- Hyde Park Township, Minnesota Location within the state of Minnesota Hyde Park Township, Minnesota Hyde Park Township, Minnesota (the United States)
- Coordinates: 44°15′7″N 92°22′12″W﻿ / ﻿44.25194°N 92.37000°W
- Country: United States
- State: Minnesota
- County: Wabasha

Area
- • Total: 16.1 sq mi (41.6 km^{2})
- • Land: 15.9 sq mi (41.1 km^{2})
- • Water: 0.15 sq mi (0.4 km^{2})
- Elevation: 1,024 ft (312 m)

Population (2000)
- • Total: 275
- • Density: 17/sq mi (6.7/km^{2})
- Time zone: UTC-6 (Central (CST))
- • Summer (DST): UTC-5 (CDT)
- FIPS code: 27-30680
- GNIS feature ID: 0664538

= Hyde Park Township, Wabasha County, Minnesota =

Hyde Park Township is a township in Wabasha County, Minnesota, United States. The population was 275 at the 2000 census.

==History==
Hyde Park Township was originally called Troy Township, and under the latter name was organized in 1858. It was later renamed Zumbro Township, until finally in 1862, the name of Hyde Park Township, after Hyde Park, London, was adopted.

==Geography==
According to the United States Census Bureau, the township has a total area of 16.0 sqmi; 15.9 sqmi of it is land and 0.2 sqmi of it (1.06%) is water.

==Demographics==
As of the census of 2000, there were 275 people, 104 households, and 69 families residing in the township. The population density was 17.3 PD/sqmi. There were 111 housing units at an average density of 7.0 /sqmi. The racial makeup of the township was 99.64% White, 0.36% from other races. Hispanic or Latino of any race were 0.36% of the population.
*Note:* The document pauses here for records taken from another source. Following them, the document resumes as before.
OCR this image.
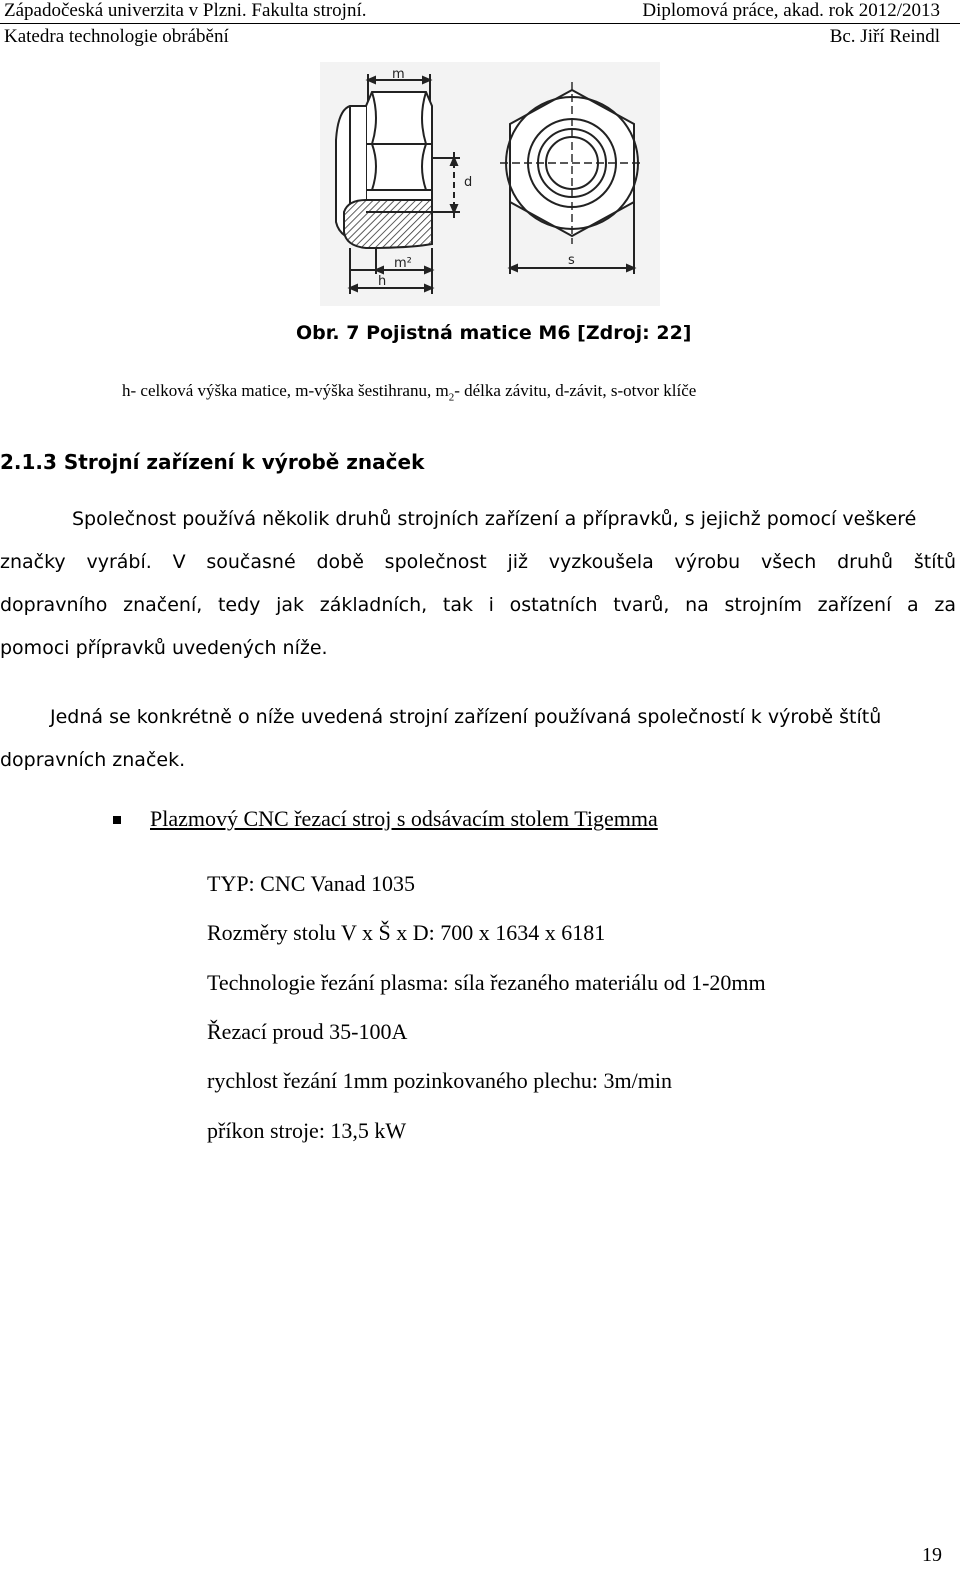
Západočeská univerzita v Plzni. Fakulta strojní.	Diplomová práce, akad. rok 2012/2013
Katedra technologie obrábění	Bc. Jiří Reindl
m
m²
h
d
s
Obr. 7 Pojistná matice M6 [Zdroj: 22]
h- celková výška matice, m-výška šestihranu, $m_2-$ délka závitu, d-závit, s-otvor klíče
2.1.3 Strojní zařízení k výrobě značek
Společnost používá několik druhů strojních zařízení a přípravků, s jejichž pomocí veškeré
značky vyrábí. V současné době společnost již vyzkoušela výrobu všech druhů štítů
dopravního značení, tedy jak základních, tak i ostatních tvarů, na strojním zařízení a za
pomoci přípravků uvedených níže.
Jedná se konkrétně o níže uvedená strojní zařízení používaná společností k výrobě štítů
dopravních značek.
Plazmový CNC řezací stroj s odsávacím stolem Tigemma
TYP: CNC Vanad 1035
Rozměry stolu V x Š x D: 700 x 1634 x 6181
Technologie řezání plasma: síla řezaného materiálu od 1-20mm
Řezací proud 35-100A
rychlost řezání 1mm pozinkovaného plechu: 3m/min
příkon stroje: 13,5 kW
19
There were 104 households, out of which 36.5% had children under the age of 18 living with them, 58.7% were married couples living together, 4.8% had a female householder with no husband present, and 32.7% were non-families. 23.1% of all households were made up of individuals, and 11.5% had someone living alone who was 65 years of age or older. The average household size was 2.64 and the average family size was 3.23.

In the township the population was spread out, with 25.5% under the age of 18, 11.6% from 18 to 24, 27.3% from 25 to 44, 24.4% from 45 to 64, and 11.3% who were 65 years of age or older. The median age was 36 years. For every 100 females, there were 106.8 males. For every 100 females age 18 and over, there were 111.3 males.

The median income for a household in the township was $56,667, and the median income for a family was $61,250. Males had a median income of $40,417 versus $22,411 for females. The per capita income for the township was $28,488. None of the families and 2.3% of the population were living below the poverty line, including no under eighteens and 5.6% of those over 64.